Add $4\pi $ to $-\frac{11\pi }{4}$, to find a positive co-terminal angle less than $2\pi $.
$\begin{align}
& \alpha =\left( -\frac{11\pi }{4} \right)+4\pi \\
& =\frac{-11\pi +16\pi }{4} \\
& =\frac{5\pi }{4}
\end{align}$
The positive acute angle formed by the terminal side of $\theta $ and the x-axis is the reference angle ${\theta }'$.
Since, $\frac{5\pi }{4}$ angle lies in quadrant III, subtract $\pi $ from $\frac{5\pi }{4}$ to find the reference angle.
$\begin{align}
& \theta '=\frac{5\pi }{4}-\pi \\
& =\frac{5\pi -\pi }{4} \\
& =\frac{\pi }{4}
\end{align}$
The reference angle of $-\frac{11\pi }{4}$ is $\frac{\pi }{4}$.
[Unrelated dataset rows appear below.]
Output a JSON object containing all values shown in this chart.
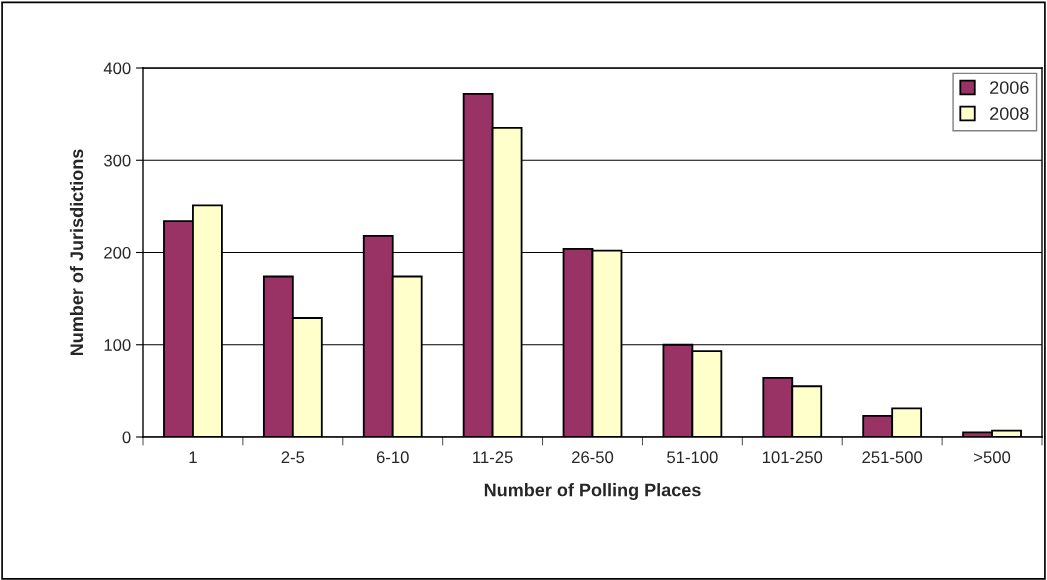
{
  "chart_data": {
    "type": "bar",
    "xlabel": "Number of Polling Places",
    "ylabel": "Number of Jurisdictions",
    "categories": [
      "1",
      "2-5",
      "6-10",
      "11-25",
      "26-50",
      "51-100",
      "101-250",
      "251-500",
      ">500"
    ],
    "series": [
      {
        "name": "2006",
        "color": "#993366",
        "values": [
          234,
          174,
          218,
          372,
          204,
          100,
          64,
          23,
          5
        ]
      },
      {
        "name": "2008",
        "color": "#ffffcc",
        "values": [
          251,
          129,
          174,
          335,
          202,
          93,
          55,
          31,
          7
        ]
      }
    ],
    "ylim": [
      0,
      400
    ],
    "yticks": [
      0,
      100,
      200,
      300,
      400
    ],
    "grid": "y",
    "legend": "top right"
  }
}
The function value of the reference angle is
$\tan \frac{\pi }{4}=1$
The angle $-\frac{11\pi }{4}$ is in quadrant III and the tangent function is positive in quadrant III.
Therefore,
$\tan \left( -\frac{11\pi }{4} \right)=\tan \frac{\pi }{4}$
Substitute $1$ for $\tan \frac{\pi }{4}$.
$\tan \left( -\frac{11\pi }{4} \right)=1$
The exact value of the expression is $1$.